政府が医療インバウンド支援を検討 外国人患者受入に最大500万円
自民党政権が、外国人患者を受け入れる「日本型医療インバウンド」制度の構築を検討していることが明らかになった。厚生労働省は、医療・介護分野の国際展開を推進する一環として、医療機関を対象に実証的な支援事業を行う方向で検討を進めている。案によれば、選定された医療機関に対し、1施設あたり500万円規模の資金提供や伴走支援を行う構想が浮上している。
「海外活力の取り込み」を掲げる狙い
政府関係者によると、この構想は「海外活力の取り込みによる成長戦略」を掲げた自民党政権の産業政策の一環だ。海外富裕層や中東・アジアの医療ツーリズム需要を日本の医療機関に呼び込み、国内の医療・介護産業を輸出型産業として成長させる狙いがある。厚生労働省は、諸外国における医療インバウンド制度や法整備を調査し、それを踏まえて「日本型医療インバウンド」の在り方を定義・検証する方針だとしている。
地域医療への影響に懸念
一方で、政府自身も「医療従事者の地域偏在」や「地方の人手不足」に配慮が必要だとしており、制度設計には慎重論が出ている。医療インバウンドの受入には、外国語対応スタッフ、専用通訳、国際診療のノウハウなどが求められる。これらを整備するには多額のコストが発生し、地方の中小医療機関では負担が大きい。支援額が500万円程度では十分な体制構築は難しく、都市部の大規模病院に資金が集中する懸念もある。

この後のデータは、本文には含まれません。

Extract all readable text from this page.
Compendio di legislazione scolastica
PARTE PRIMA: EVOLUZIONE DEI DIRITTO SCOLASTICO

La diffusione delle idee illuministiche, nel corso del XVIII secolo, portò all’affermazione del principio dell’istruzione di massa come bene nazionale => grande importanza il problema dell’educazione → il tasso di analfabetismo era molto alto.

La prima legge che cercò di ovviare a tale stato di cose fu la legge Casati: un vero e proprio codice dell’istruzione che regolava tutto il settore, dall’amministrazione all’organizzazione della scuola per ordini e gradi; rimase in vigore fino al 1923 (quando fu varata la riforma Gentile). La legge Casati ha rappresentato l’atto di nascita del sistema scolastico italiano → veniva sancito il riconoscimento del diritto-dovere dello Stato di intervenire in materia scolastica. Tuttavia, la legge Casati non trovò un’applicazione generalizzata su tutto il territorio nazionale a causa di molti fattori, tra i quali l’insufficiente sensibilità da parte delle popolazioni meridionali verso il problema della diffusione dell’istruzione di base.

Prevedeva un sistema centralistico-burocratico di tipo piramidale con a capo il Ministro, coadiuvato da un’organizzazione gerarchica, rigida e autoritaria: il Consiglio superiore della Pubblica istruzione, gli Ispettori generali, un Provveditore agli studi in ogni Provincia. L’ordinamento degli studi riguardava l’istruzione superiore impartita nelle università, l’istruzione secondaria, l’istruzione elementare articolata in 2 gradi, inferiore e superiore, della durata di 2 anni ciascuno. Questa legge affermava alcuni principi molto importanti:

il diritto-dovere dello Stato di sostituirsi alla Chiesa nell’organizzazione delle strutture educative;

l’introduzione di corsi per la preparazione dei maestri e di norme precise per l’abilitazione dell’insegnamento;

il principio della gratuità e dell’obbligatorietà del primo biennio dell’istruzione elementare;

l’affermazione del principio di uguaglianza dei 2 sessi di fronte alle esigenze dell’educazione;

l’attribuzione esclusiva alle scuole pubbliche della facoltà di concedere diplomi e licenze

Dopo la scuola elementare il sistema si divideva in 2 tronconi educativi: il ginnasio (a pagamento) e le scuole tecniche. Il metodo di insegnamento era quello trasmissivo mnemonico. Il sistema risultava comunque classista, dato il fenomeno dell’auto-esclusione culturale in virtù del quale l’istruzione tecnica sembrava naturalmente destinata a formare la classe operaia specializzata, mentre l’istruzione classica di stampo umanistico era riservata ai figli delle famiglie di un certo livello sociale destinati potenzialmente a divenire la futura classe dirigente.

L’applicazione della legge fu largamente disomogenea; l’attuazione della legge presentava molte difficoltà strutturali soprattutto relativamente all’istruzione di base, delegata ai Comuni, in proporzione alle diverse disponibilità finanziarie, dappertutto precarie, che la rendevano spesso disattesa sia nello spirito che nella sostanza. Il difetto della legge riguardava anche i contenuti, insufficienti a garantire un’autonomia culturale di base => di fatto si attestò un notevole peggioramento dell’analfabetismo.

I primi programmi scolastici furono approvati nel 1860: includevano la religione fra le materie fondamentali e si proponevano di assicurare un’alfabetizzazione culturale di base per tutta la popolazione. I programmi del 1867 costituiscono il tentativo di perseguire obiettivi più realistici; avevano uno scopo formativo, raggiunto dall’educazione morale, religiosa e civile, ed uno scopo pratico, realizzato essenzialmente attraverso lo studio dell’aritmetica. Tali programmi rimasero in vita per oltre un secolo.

また、外国人患者の中には医療費未払いの事例もあり、過去には医療機関が損失を抱えたケースも報告されている。未収金問題への対策が明確でないまま制度を導入すれば、経営を圧迫しかねない。こうした実務上の課題に対し、厚労省内では「支援先の地域偏在を避ける仕組み」「外国人患者の事前保険加入義務化」などの検討が行われているという。
国民医療と“利益誘導型政策”の境界
自民党政権が進める「医療・介護の国際展開」は、表向きは成長政策だが、国民医療の公平性とのバランスが問われる。医療は本来、国民の健康を守る公共財である。そこに外国人患者を優先的に受け入れる構造をつくれば、国民の診療機会が圧迫されるおそれがある。

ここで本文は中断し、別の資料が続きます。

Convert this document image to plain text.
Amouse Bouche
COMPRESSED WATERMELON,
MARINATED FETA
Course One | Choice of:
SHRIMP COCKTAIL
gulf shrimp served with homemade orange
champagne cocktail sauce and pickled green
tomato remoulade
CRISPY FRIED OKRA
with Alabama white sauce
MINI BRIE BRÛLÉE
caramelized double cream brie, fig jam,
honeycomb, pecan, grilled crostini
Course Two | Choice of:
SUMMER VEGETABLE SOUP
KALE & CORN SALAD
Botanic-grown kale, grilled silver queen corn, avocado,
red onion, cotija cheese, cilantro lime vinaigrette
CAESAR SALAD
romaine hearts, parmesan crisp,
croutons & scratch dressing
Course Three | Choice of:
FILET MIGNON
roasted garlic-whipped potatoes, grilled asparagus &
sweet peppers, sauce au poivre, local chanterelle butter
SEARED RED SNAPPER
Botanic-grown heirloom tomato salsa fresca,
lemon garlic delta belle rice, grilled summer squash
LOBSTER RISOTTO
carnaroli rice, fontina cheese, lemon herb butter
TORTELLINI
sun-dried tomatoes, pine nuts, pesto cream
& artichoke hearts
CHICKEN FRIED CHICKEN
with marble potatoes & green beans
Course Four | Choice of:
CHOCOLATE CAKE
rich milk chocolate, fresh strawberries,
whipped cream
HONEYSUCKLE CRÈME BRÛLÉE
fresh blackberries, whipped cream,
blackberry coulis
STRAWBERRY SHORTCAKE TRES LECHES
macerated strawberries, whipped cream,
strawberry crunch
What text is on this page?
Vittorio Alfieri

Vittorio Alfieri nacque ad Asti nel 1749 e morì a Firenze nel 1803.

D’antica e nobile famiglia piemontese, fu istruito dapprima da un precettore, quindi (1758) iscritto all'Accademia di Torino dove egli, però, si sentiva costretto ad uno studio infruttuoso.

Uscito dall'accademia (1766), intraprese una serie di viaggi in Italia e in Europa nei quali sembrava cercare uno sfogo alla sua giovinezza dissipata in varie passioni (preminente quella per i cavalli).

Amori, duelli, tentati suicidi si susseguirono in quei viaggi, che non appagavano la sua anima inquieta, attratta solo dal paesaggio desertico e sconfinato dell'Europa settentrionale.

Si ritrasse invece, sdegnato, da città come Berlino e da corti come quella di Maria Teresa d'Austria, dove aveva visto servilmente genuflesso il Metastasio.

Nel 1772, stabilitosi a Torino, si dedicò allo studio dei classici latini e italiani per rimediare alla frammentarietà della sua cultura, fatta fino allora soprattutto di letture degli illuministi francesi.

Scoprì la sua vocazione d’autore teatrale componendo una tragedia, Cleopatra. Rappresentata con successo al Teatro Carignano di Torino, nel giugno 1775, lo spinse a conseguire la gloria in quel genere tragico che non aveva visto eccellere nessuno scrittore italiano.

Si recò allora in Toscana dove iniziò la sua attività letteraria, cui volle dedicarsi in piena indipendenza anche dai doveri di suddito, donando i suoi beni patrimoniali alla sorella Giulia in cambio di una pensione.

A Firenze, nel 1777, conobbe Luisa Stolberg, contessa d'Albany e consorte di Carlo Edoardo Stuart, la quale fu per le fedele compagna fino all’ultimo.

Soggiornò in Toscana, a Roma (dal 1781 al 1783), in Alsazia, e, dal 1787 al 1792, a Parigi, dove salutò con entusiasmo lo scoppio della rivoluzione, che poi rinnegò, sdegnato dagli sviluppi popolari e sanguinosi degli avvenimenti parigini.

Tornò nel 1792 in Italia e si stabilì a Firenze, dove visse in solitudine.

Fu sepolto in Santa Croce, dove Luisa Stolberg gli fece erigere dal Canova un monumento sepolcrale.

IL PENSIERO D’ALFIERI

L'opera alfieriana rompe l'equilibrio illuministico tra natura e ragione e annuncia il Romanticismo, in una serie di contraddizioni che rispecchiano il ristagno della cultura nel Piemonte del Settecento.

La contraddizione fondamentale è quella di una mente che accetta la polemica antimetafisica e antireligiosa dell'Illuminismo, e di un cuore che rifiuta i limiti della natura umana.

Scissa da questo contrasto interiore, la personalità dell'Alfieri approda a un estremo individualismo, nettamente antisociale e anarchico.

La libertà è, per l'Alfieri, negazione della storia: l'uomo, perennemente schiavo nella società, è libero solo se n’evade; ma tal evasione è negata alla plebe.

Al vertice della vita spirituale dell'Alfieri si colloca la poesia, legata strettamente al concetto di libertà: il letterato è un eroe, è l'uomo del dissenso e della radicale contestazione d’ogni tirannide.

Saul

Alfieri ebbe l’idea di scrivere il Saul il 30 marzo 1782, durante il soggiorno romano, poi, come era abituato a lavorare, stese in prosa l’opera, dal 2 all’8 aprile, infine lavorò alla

しかも、今回の500万円支援は「調査・実証事業」という名目であり、恒久的な制度ではない。だが、補助金が一度動けば、特定医療機関や関連団体に利益が偏る構造が生まれる。政府が“医療の産業化”を急ぐあまり、国民医療の質と平等性を軽視すれば、本末転倒だ。
検証と説明責任が不可欠
この政策はまだ検討段階にある。しかし、検討段階だからこそ、国民には内容の透明性が必要だ。支援対象の選定基準、補助金の使途制限、成果指標、返還ルールなどが明確でなければ、不透明な「バラマキ政策」との批判を免れない。

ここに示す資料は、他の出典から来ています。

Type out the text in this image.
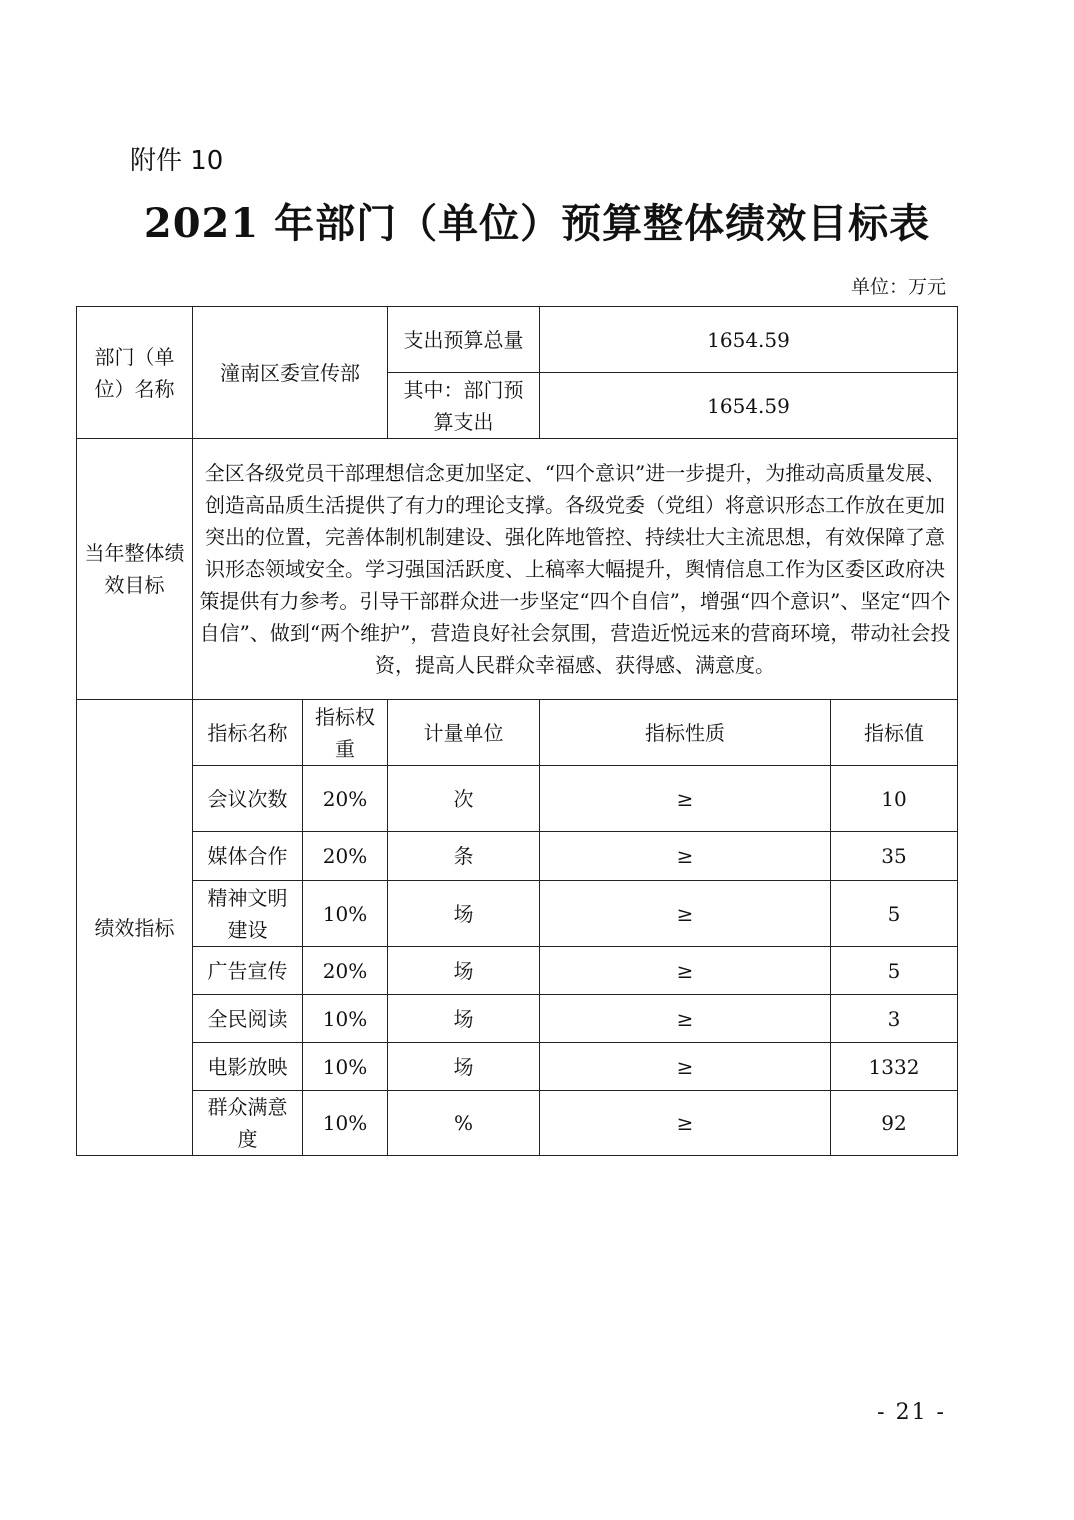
附件 10
2021 年部门（单位）预算整体绩效目标表
单位：万元
部门（单位）名称	潼南区委宣传部		支出预算总量	1654.59	
			其中：部门预算支出	1654.59	
当年整体绩效目标	全区各级党员干部理想信念更加坚定、“四个意识”进一步提升，为推动高质量发展、创造高品质生活提供了有力的理论支撑。各级党委（党组）将意识形态工作放在更加突出的位置，完善体制机制建设、强化阵地管控、持续壮大主流思想，有效保障了意识形态领域安全。学习强国活跃度、上稿率大幅提升，舆情信息工作为区委区政府决策提供有力参考。引导干部群众进一步坚定“四个自信”，增强“四个意识”、坚定“四个自信”、做到“两个维护”，营造良好社会氛围，营造近悦远来的营商环境，带动社会投资，提高人民群众幸福感、获得感、满意度。				
绩效指标	指标名称	指标权重	计量单位	指标性质	指标值
	会议次数	20%	次	≥	10
	媒体合作	20%	条	≥	35
	精神文明建设	10%	场	≥	5
	广告宣传	20%	场	≥	5
	全民阅读	10%	场	≥	3
	电影放映	10%	场	≥	1332
	群众满意度	10%	%	≥	92
- 21 -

医療の現場からは「医療従事者が足りない中で外国人対応まで求められるのは負担」「国民への減税が先ではないか」という声も出ている。医療を国際収益化の道具にするのではなく、まず国内医療体制の再構築を優先すべきだ。自民党政権は、国民の理解を得られるだけの明確な説明責任を果たす必要がある。